Advice about staying healthy often centers on regular exercise and limiting fatty foods. Physical activity helps people shed excess weight, build muscle, and strengthen the heart. It also improves the body's ability to absorb and use oxygen to produce energy, which is considered one of the most reliable indicators of long-term health and longevity.
However, people with high blood sugar frequently miss out on some of these benefits from exercise, particularly improvements in how efficiently their bodies use oxygen. Elevated blood sugar raises the risk of heart and kidney disease. It can also interfere with the ability of muscles to increase oxygen uptake during physical activity.

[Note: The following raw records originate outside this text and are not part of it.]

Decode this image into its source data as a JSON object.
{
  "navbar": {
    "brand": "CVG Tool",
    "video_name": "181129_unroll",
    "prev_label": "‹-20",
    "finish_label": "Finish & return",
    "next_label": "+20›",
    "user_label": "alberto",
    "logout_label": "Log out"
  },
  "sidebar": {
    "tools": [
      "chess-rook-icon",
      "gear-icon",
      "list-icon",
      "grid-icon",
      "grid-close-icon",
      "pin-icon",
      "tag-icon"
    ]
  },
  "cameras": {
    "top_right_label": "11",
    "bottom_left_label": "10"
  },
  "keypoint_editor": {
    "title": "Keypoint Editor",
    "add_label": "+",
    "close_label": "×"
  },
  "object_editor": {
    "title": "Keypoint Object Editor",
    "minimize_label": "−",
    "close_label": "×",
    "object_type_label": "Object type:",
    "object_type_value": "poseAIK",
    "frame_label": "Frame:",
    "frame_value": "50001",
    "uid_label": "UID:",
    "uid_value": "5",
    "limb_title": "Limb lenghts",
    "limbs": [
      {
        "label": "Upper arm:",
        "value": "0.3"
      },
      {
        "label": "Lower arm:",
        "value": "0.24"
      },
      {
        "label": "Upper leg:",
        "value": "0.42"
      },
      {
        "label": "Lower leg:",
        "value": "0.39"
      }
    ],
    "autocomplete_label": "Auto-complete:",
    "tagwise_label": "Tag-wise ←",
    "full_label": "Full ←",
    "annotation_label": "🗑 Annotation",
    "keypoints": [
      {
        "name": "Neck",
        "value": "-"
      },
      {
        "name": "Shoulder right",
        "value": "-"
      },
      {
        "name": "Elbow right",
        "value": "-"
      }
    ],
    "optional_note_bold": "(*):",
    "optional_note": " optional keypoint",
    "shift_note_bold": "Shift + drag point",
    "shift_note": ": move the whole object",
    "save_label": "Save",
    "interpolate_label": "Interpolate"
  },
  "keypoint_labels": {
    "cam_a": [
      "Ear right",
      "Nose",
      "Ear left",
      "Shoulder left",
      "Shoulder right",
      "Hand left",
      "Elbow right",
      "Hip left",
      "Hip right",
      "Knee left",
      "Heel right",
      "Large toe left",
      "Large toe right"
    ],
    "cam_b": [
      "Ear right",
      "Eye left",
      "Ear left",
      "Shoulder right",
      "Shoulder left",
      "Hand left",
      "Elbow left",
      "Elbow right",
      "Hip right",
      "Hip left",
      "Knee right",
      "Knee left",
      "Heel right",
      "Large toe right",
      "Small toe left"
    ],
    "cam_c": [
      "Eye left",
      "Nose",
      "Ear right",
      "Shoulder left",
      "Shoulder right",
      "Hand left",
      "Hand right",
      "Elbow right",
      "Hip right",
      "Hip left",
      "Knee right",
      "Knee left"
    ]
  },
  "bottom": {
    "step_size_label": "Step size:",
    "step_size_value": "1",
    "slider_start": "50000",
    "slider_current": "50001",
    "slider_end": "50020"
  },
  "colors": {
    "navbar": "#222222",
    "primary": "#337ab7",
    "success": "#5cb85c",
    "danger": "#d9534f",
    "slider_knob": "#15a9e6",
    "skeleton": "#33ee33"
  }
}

For people facing this challenge, new research suggests an unexpected possibility. Instead of reducing fat intake, increasing it might help.
A study led by exercise medicine researcher Sarah Lessard and published Feb. 25 in Nature Communications examined how diet affects exercise response. The team found that mice fed a high fat ketogenic diet experienced a drop in high blood sugar, also known as hyperglycemia. Their bodies also became more responsive to exercise.
"After one week on the ketogenic diet, their blood sugar was completely normal, as though they didn't have diabetes at all," said Lessard, associate professor at the Fralin Biomedical Research Institute at VTC Center for Exercise Medicine Research. "Over time, the diet caused remodeling of the mice's muscles, making them more oxidative and making them react better to aerobic exercise."